After the bold and compelling success of the Progressive Artists Group, the stage was set for tremendous transformations in the art scene of India. Liberated from the many debilitating complexes and uncertainties, Indian artists began a quest for their individual styles, bringing forward new talent and new ideas. On the scene emerged several artists of substance like Satish Gujaral (b.1925), Tyeb Mehta (b.1925), Krishen Khanna (b.1925), Ram Kumar (b.1927), V.S..Gaitonde (b.1927), Akbar Padamsee (b.1928), Laxman Pai(b.1926), Jehangir Sabavala (b.1922) and a host of others.
Delhi and Mumbai which did not even a single gallery in 1947, were home to several commercial art galleries by the Sixties. Pioneer galleries like Gallery Chemould and Jehangir Art Gallery in Mumbai and Dhoomimal, Kunika and Kumar Art Galleries in Delhi began to display and sell the works of an increasing number of talented artists, Husian, Raza, Souza, Padamsee, Kumar, Ambadas, A. Ramanchandran, Tyeb Mehta, Gaitonde, Krishen Khanna, Biren De, Krishna Reddy and many others.

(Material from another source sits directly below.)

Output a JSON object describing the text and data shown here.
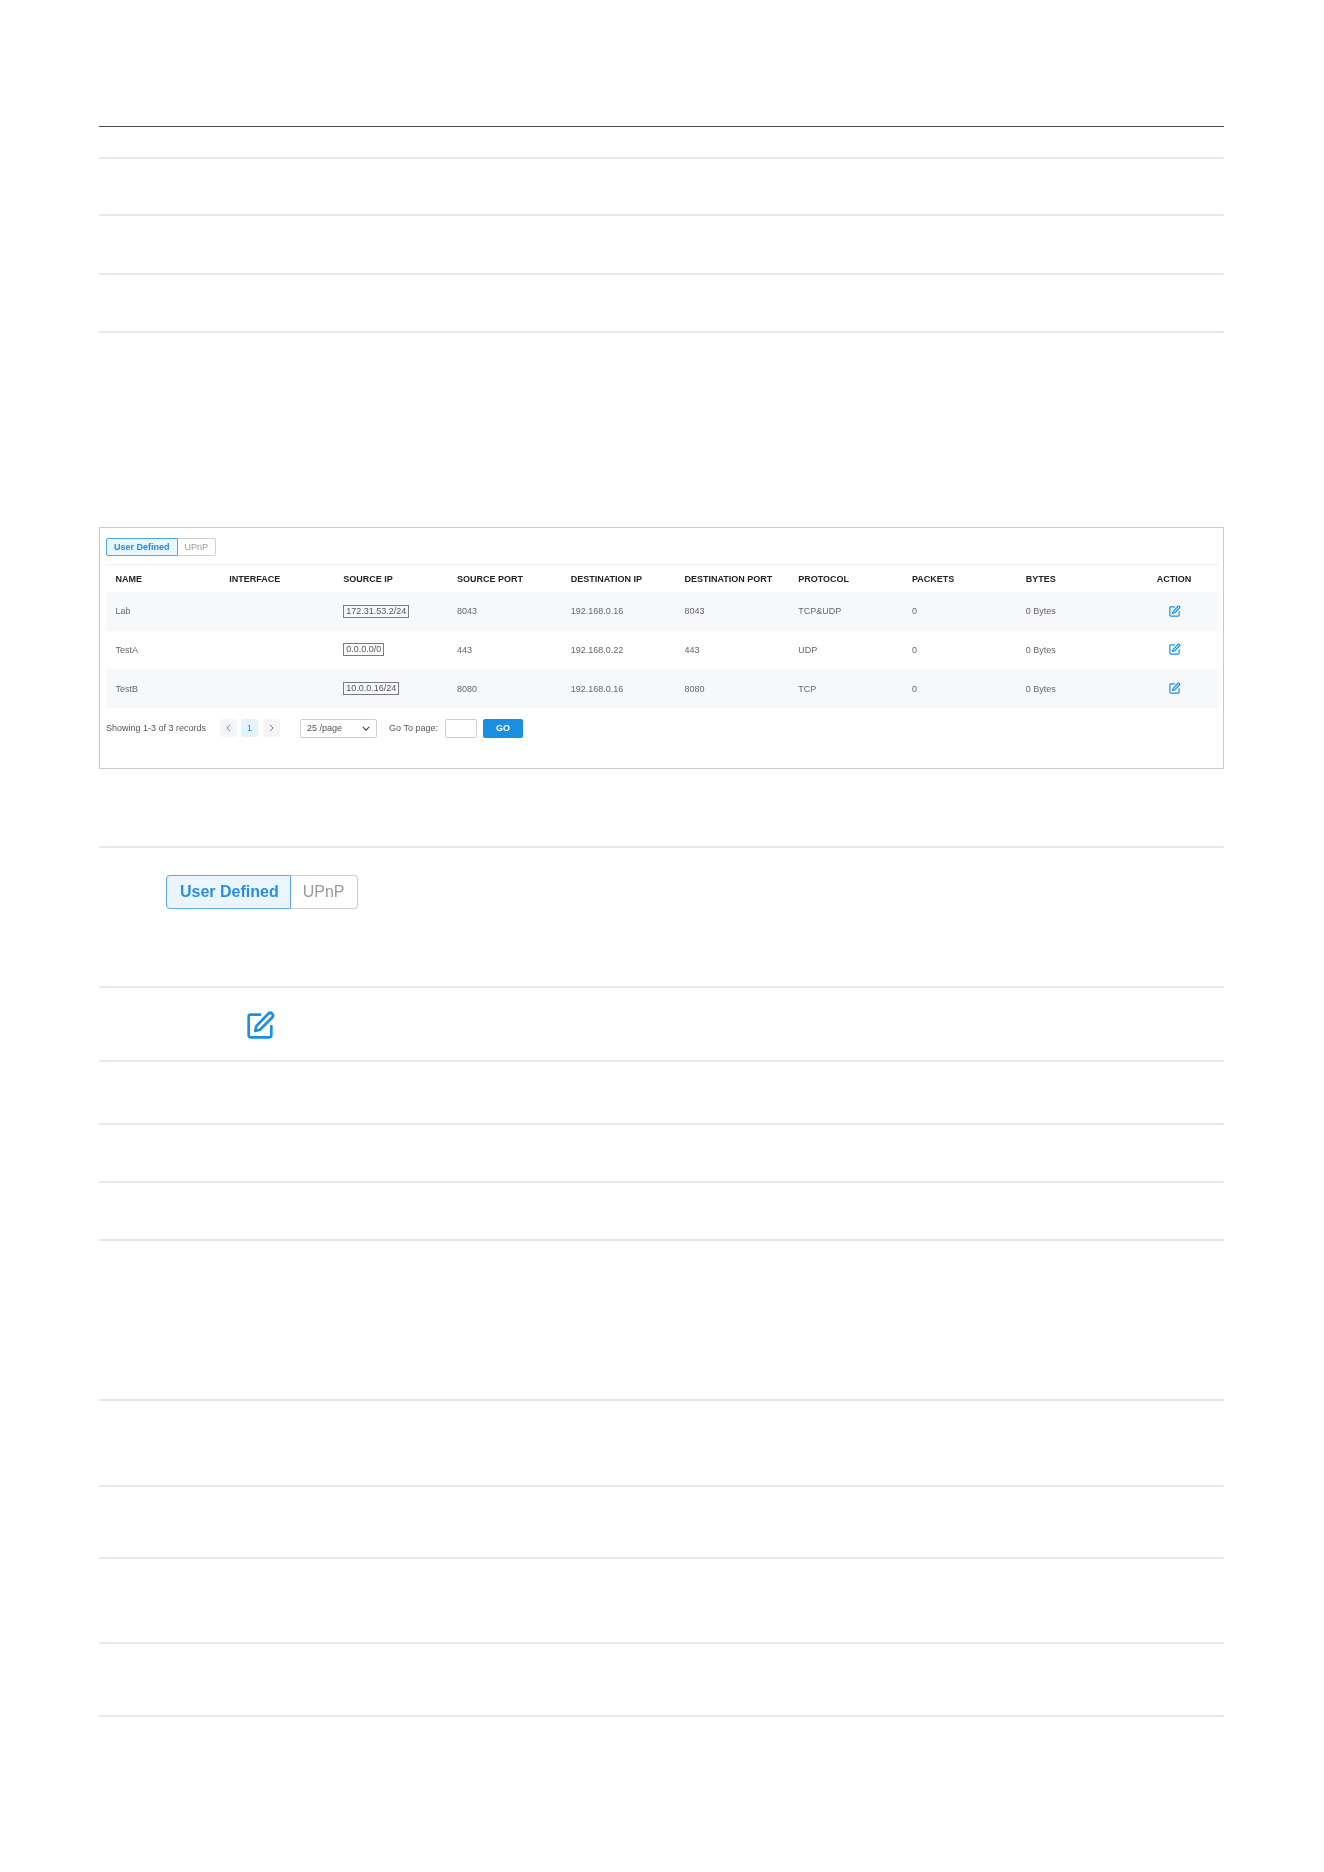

A quiet revolution took place, forging individual styles, bringing to the fore new talent and new ideas. The atmosphere came alive with art events, news and discussions, and exchanging of ideas, with more and more private art galleries and museums opening up everywhere. Visionary teachers like Subramanyan and Chaudhry at the art school of Baroda contributed to a flow of fresh talent entering the scene and artists began to travel abroad for further studies like Vivan Sundaram, Ghulam Muhammad Sheikh, Anjolie Ela Menon, Anupam Sud etc. They travelled between the leading artistic centers of Delhi, Mumbai and Calcutta and also began to display their works in the Western Capitals successfully.
In 1950, the Indian government established the Indian Council for Cultural Relations for cultural exchanges with the rest of the world. The National Gallery of Modern Art was created in 1954 at the Maharajah of Jaipur’s palatial Lutyens-style mansion in Delhi. The same year, under the watchful eye of a committee of nine artists including Bose, Chaudhry and N.S. Bendre (1910–92), a national academy of art, the Lalit Kala Akademi, was set up. Exhibitions were regularly held in its spacious galleries together with a prestigious annual national exhibition and the Delhi Triennale.